The centerpiece of this chapter was the uniform electron gas, a system characterized by a single density parameter that can exist as a uniform gas, Fermi liquid, or Wigner crystal, depending on density. We saw the uniform electron gas as both a model for electron delocalization, and a starting point for developing new exchange and correlation functions. In developing previous electron force fields, we had focused on reproducing the best known ``exact'' energy with our Pauli function. In this chapter, we sought to reproduce two energies: the Hartree-Fock energy, based on a combination of eFF kinetic energy, electrostatic potential energy, and exchange energy; and the exact energy, based on the above combination with correlation energy added.

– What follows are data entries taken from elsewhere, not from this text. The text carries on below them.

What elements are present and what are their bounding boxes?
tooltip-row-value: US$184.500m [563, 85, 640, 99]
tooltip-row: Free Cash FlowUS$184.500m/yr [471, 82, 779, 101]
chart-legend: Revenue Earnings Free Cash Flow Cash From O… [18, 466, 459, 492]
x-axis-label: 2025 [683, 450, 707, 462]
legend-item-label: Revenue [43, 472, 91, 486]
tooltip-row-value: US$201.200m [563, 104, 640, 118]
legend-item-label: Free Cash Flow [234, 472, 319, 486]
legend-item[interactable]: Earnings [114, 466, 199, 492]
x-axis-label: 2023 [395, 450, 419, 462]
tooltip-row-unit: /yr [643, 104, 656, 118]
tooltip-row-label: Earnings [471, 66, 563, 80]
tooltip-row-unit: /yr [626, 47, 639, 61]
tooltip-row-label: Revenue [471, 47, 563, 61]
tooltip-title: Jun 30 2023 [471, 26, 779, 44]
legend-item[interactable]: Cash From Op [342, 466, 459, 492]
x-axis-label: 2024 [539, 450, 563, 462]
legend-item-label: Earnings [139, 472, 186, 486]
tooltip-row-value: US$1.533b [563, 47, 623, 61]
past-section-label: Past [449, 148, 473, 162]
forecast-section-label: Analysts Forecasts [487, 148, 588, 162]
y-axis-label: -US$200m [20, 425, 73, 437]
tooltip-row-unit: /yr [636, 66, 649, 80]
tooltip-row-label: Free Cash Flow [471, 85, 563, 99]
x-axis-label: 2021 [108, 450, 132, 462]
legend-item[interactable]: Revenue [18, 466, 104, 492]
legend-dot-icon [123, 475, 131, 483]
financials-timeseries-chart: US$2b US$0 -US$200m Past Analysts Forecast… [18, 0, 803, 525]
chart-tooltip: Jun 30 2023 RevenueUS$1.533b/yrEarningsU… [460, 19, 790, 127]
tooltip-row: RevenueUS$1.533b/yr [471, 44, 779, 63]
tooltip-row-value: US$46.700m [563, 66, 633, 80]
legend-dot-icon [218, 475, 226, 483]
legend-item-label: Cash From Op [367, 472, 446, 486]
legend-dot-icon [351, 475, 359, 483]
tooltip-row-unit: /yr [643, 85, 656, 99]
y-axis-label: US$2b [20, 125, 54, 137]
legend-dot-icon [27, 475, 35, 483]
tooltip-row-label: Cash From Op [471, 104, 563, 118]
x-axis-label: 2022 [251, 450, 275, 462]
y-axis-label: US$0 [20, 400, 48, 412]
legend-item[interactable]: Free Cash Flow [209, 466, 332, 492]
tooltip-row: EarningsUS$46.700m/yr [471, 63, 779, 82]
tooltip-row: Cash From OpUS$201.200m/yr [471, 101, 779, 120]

We were successful in describing the uniform electron gas using localized electrons. With the appropriate exchange and correlation functions, we found that we could reproduce Hartree-Fock and exact energies of the uniform electron gas as a function of density. As a further surprise, we discovered that the energies of many different lattices were similar, hinting that the uniform electron gas at Fermi liquid densities had a fluxional structure. As a caveat, we noted that our potentials in their current form could only reproduce a classical and not a quantum distribution of momenta.

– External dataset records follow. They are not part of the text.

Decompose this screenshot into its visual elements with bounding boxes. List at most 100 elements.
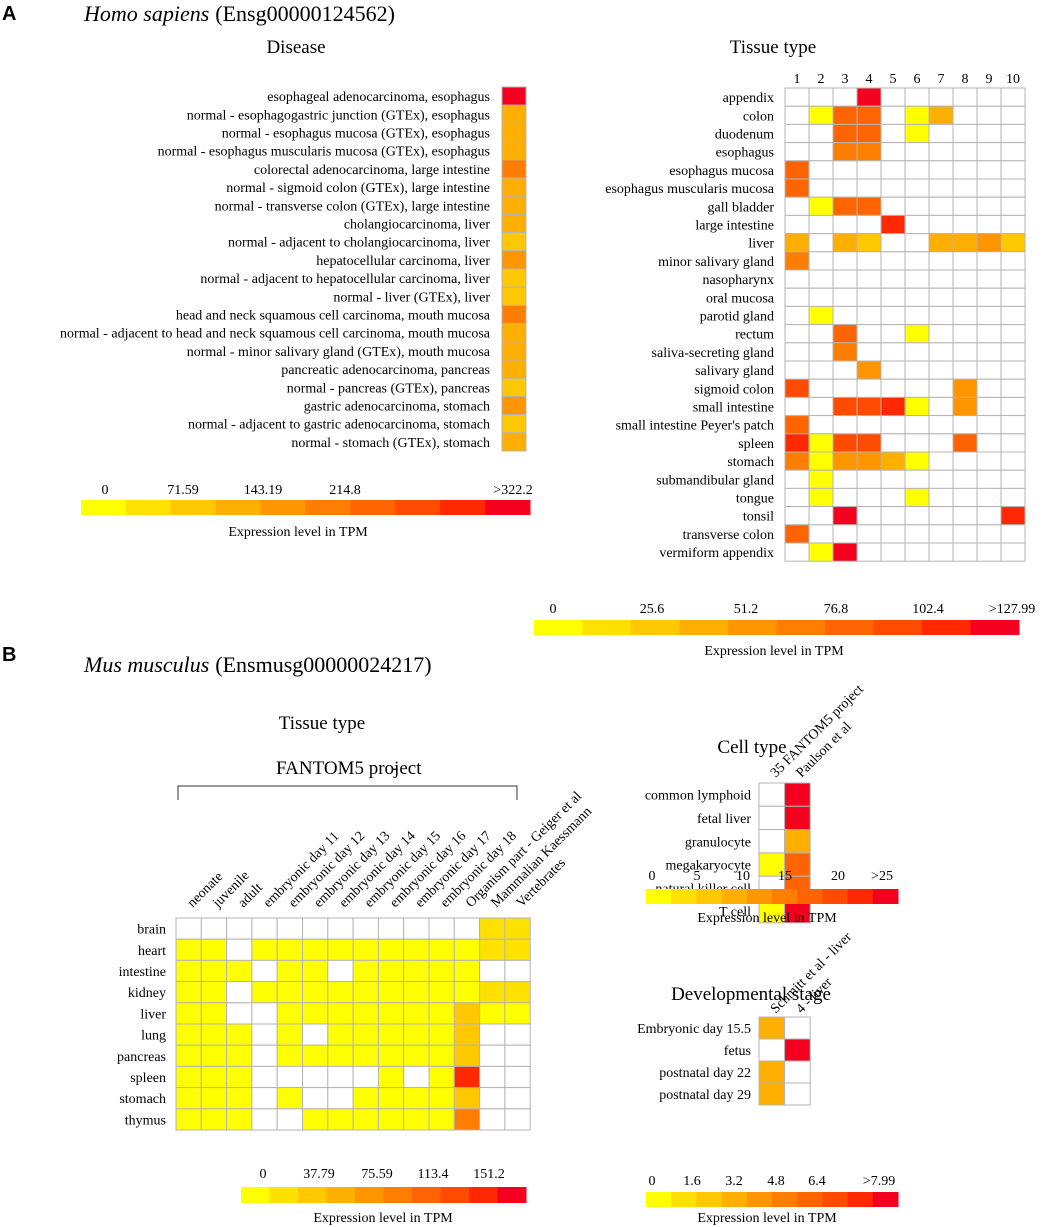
heatmap-cell [880, 324, 906, 344]
colorbar-tick: 113.4 [418, 1167, 449, 1182]
heatmap-cell [251, 1108, 278, 1131]
row-label: Embryonic day 15.5 [637, 1022, 751, 1037]
column-label: 2 [818, 72, 825, 87]
row-label: common lymphoid [645, 789, 751, 804]
row-label: minor salivary gland [658, 255, 774, 270]
heatmap-cell [784, 487, 810, 508]
heatmap-cell [1000, 469, 1026, 489]
heatmap-cell [880, 196, 906, 216]
colorbar-swatch [671, 889, 697, 904]
heatmap-cell [377, 959, 405, 983]
heatmap-cell [226, 1108, 253, 1131]
heatmap-cell [904, 415, 930, 435]
heatmap-cell [904, 123, 930, 144]
colorbar-label: Expression level in TPM [697, 1211, 837, 1226]
heatmap-cell [952, 142, 978, 162]
panel-a-species: Homo sapiens [83, 1, 209, 26]
human-tissue-title: Tissue type [730, 37, 816, 58]
heatmap-cell [479, 917, 506, 940]
heatmap-cell [928, 105, 954, 125]
heatmap-cell [501, 268, 527, 288]
row-label: stomach [727, 455, 774, 470]
row-label: esophageal adenocarcinoma, esophagus [267, 90, 490, 105]
colorbar-tick: 37.79 [303, 1167, 335, 1182]
colorbar-swatch [485, 500, 531, 515]
heatmap-cell [976, 542, 1002, 562]
colorbar-swatch [847, 1192, 874, 1207]
heatmap-cell [832, 233, 858, 253]
heatmap-cell [928, 378, 954, 398]
heatmap-cell [784, 524, 810, 544]
heatmap-cell [403, 1087, 430, 1110]
heatmap-cell [856, 305, 882, 326]
heatmap-cell [501, 286, 527, 306]
heatmap-cell [758, 1016, 786, 1040]
row-label: normal - sigmoid colon (GTEx), large int… [226, 181, 490, 196]
heatmap-cell [976, 214, 1002, 235]
heatmap-cell [880, 396, 906, 417]
colorbar-swatch [825, 620, 874, 635]
heatmap-cell [302, 981, 329, 1004]
heatmap-cell [808, 269, 834, 289]
row-label: liver [748, 237, 774, 252]
heatmap-cell [251, 1087, 278, 1110]
row-label: liver [140, 1007, 166, 1022]
colorbar-swatch [440, 1187, 470, 1203]
heatmap-cell [784, 287, 810, 307]
heatmap-cell [377, 1023, 405, 1046]
heatmap-cell [808, 233, 834, 253]
heatmap-cell [428, 981, 455, 1004]
heatmap-cell [808, 506, 834, 526]
heatmap-cell [856, 433, 882, 453]
heatmap-cell [200, 981, 228, 1004]
heatmap-cell [880, 360, 906, 380]
heatmap-cell [403, 1002, 430, 1025]
heatmap-cell [880, 269, 906, 289]
heatmap-cell [808, 524, 834, 544]
heatmap-cell [880, 178, 906, 198]
heatmap-cell [784, 360, 810, 380]
colorbar-swatch [797, 1192, 823, 1207]
heatmap-cell [226, 1002, 253, 1025]
heatmap-cell [856, 469, 882, 489]
heatmap-cell [226, 1044, 253, 1067]
mouse-cell-title: Cell type [717, 737, 786, 758]
heatmap-cell [403, 1023, 430, 1046]
heatmaps-layer: Disease esophageal adenocarcinoma, esopha… [60, 37, 1035, 1226]
heatmap-cell [976, 269, 1002, 289]
heatmap-cell [302, 1023, 329, 1046]
heatmap-cell [327, 938, 354, 961]
heatmap-cell [377, 1065, 405, 1089]
heatmap-cell [501, 104, 527, 124]
colorbar-label: Expression level in TPM [697, 911, 837, 926]
heatmap-cell [276, 1087, 304, 1110]
heatmap-cell [880, 542, 906, 562]
heatmap-cell [808, 451, 834, 471]
heatmap-cell [453, 1108, 481, 1131]
heatmap-cell [1000, 415, 1026, 435]
heatmap-cell [832, 269, 858, 289]
heatmap-cell [1000, 287, 1026, 307]
heatmap-cell [453, 1087, 481, 1110]
heatmap-cell [453, 981, 481, 1004]
heatmap-cell [226, 938, 253, 961]
heatmap-cell [784, 160, 810, 180]
heatmap-cell [808, 196, 834, 216]
heatmap-cell [327, 1065, 354, 1089]
heatmap-cell [856, 524, 882, 544]
colorbar-tick: 76.8 [824, 602, 849, 617]
colorbar-tick: >127.99 [989, 602, 1035, 617]
heatmap-cell [808, 87, 834, 107]
heatmap-cell [832, 542, 858, 562]
heatmap-cell [501, 232, 527, 252]
colorbar-swatch [772, 1192, 798, 1207]
heatmap-cell [377, 981, 405, 1004]
colorbar-swatch [872, 889, 899, 904]
row-label: stomach [119, 1092, 166, 1107]
heatmap-cell [175, 917, 202, 940]
colorbar-swatch [305, 500, 351, 515]
heatmap-cell [952, 360, 978, 380]
heatmap-cell [904, 287, 930, 307]
heatmap-cell [976, 123, 1002, 144]
heatmap-cell [501, 141, 527, 161]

After extending and modifying the exchange and correlation functions, we were able to describe systems with nuclei and s-like electrons, with good agreement between eFF (with exchange) and Hartree-Fock, and eFF (with exchange and correlation) and exact energies. For example, by fitting parameters to reproduce repulsion, the bond length of lithium hydride, and the long range decay of dynamic correlation energy, we obtained exchange/correlation functions that could reproduce the barrier to the reaction (20.3 kcal/mol eFF with exchange versus 24.3 kcal/mol unrestricted Hartree-Fock; 9.1 kcal/mol eFF with exchange and correlation versus 9.7 kcal/mol exact).
We still have separate versions of exchange/correlation functions, one for the uniform electron gas, and another for systems with nuclei. Future versions of eFF should handle both extremes using a single set of functions, interpolating smoothly between uniform and non-uniform electrostatic potentials, just as the eFF in the previous chapter interpolated between s-like and p-like electron shapes. We hope the ideas provided in this chapter serve as a useful first step in that direction.